Tracing the legislative backdrop, the Bench noted that the 1993 Act — enacted for “better protection of human rights and for matters connected therewith or incidental thereto” — was rooted in the United Nations General Assembly resolution of December 16, 1966. But neither the object of the law nor its text contemplated the Commission assuming judicial powers.

“On a bare perusal of the object underlying the 1993 Act and the clear and plain language of its text, it is obvious that the commission is a recommendatory body and has never been envisaged to assume the role of a court,” the Bench asserted.

The court added that the statute repeatedly used the expression “recommendation” — both for interim and final relief — revealing clear legislative intent. Resolving differing views on the issue, the Bench invoked the principle of plain statutory interpretation, holding that where the statutory text was unambiguous, resort to purposive or other interpretive tools is unnecessary.

“Where the text of a statute (1993 Act) is plain and unambiguous to reveal that the Commission is a recommendatory body, then resort to other principles of statutory interpretation, purposive or otherwise, would be an exercise in futility and redundancy,” the court held.
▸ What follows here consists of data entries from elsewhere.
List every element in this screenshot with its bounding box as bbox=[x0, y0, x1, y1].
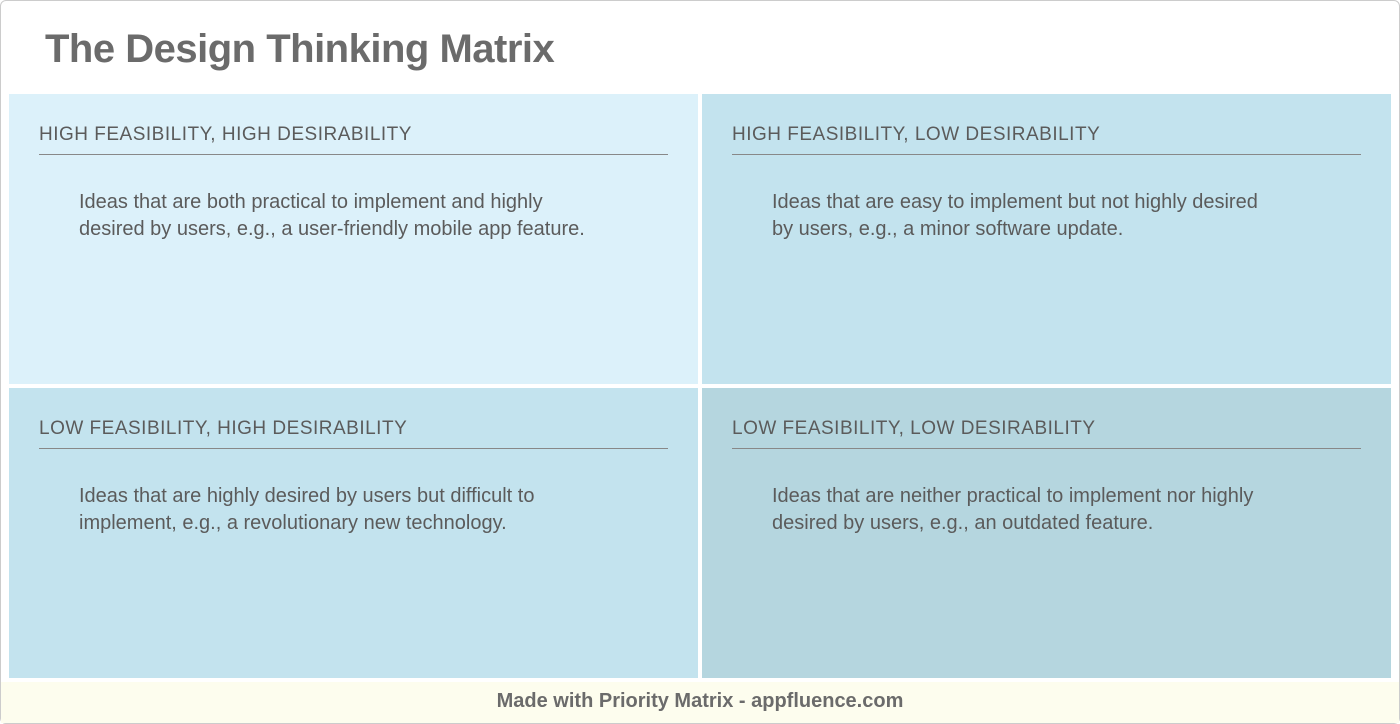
matrix-title: The Design Thinking Matrix bbox=[45, 27, 1355, 72]
title-area: The Design Thinking Matrix bbox=[1, 1, 1399, 94]
quadrant-high-feasibility-low-desirability: HIGH FEASIBILITY, LOW DESIRABILITY Ideas… bbox=[702, 94, 1391, 384]
footer-attribution: Made with Priority Matrix - appfluence.c… bbox=[1, 682, 1399, 723]
matrix-grid: HIGH FEASIBILITY, HIGH DESIRABILITY Idea… bbox=[1, 94, 1399, 682]
quadrant-body: Ideas that are easy to implement but not… bbox=[732, 189, 1312, 243]
quadrant-body: Ideas that are highly desired by users b… bbox=[39, 483, 619, 537]
matrix-frame: The Design Thinking Matrix HIGH FEASIBIL… bbox=[0, 0, 1400, 724]
quadrant-header: LOW FEASIBILITY, HIGH DESIRABILITY bbox=[39, 418, 668, 449]
quadrant-body: Ideas that are both practical to impleme… bbox=[39, 189, 619, 243]
quadrant-high-feasibility-high-desirability: HIGH FEASIBILITY, HIGH DESIRABILITY Idea… bbox=[9, 94, 698, 384]
quadrant-low-feasibility-high-desirability: LOW FEASIBILITY, HIGH DESIRABILITY Ideas… bbox=[9, 388, 698, 678]
quadrant-low-feasibility-low-desirability: LOW FEASIBILITY, LOW DESIRABILITY Ideas … bbox=[702, 388, 1391, 678]
quadrant-header: HIGH FEASIBILITY, LOW DESIRABILITY bbox=[732, 124, 1361, 155]
quadrant-body: Ideas that are neither practical to impl… bbox=[732, 483, 1312, 537]
quadrant-header: LOW FEASIBILITY, LOW DESIRABILITY bbox=[732, 418, 1361, 449]
quadrant-header: HIGH FEASIBILITY, HIGH DESIRABILITY bbox=[39, 124, 668, 155]
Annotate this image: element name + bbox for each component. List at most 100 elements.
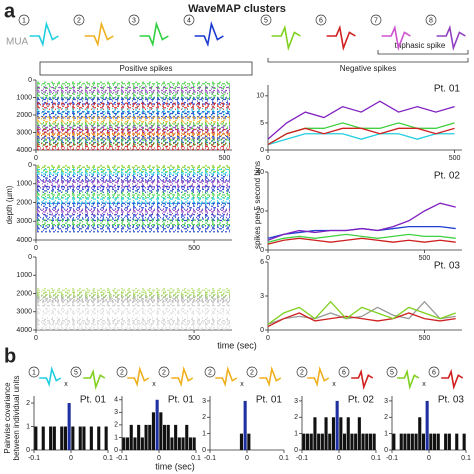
cluster-number: 2 (300, 369, 304, 376)
plot-title: Pt. 01 (434, 84, 461, 95)
cluster-circle (128, 14, 140, 26)
y-tick-label: 0 (28, 254, 32, 261)
y-tick-label: 2 (294, 414, 298, 421)
line-series (267, 133, 455, 146)
y-tick-label: 0 (28, 162, 32, 169)
histogram-bar (49, 426, 53, 450)
cluster-circle (260, 14, 272, 26)
cluster-circle (425, 14, 437, 26)
histogram-bar (313, 417, 317, 450)
x-tick-label: -0.1 (28, 455, 40, 462)
y-tick-label: 4000 (16, 147, 32, 154)
histogram-bar (181, 437, 185, 450)
x-tick-label: 0.1 (103, 455, 113, 462)
x-tick-label: 500 (419, 255, 431, 262)
x-tick-label: 500 (188, 335, 200, 342)
cluster-circle (338, 366, 350, 378)
histogram-bar (174, 424, 178, 450)
y-axis-label: Pairwise covariance (3, 382, 12, 454)
cluster-circle (386, 366, 398, 378)
histogram-bar (392, 433, 396, 450)
x-tick-label: 0 (266, 335, 270, 342)
y-tick-label: 1000 (16, 272, 32, 279)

The Bench added Chapters III and IV of the Act repeatedly employed the term “recommendation”, demonstrating that the Commission lacked power “to issue directions, orders, judgments, or writs, which power is unique to a court.”

At the same time, the High Court clarified that treating NHRC as recommendatory did not render it toothless. Referring to Section 18(b) of the 1993 Act, the Bench pointed out that the Commission has statutory recourse to approach constitutional courts.

“Even if the Commission is held to be a recommendatory body, it is not remediless,” the court said, noting that NHRC could seek “directions, orders or writs” from the Supreme Court or High Courts where necessary.

“This little disadvantage faced by the Commission owing to its inherent nature as a recommendatory body, is compensated by the remedy of approaching the Supreme Court or the High Court,” the Bench added.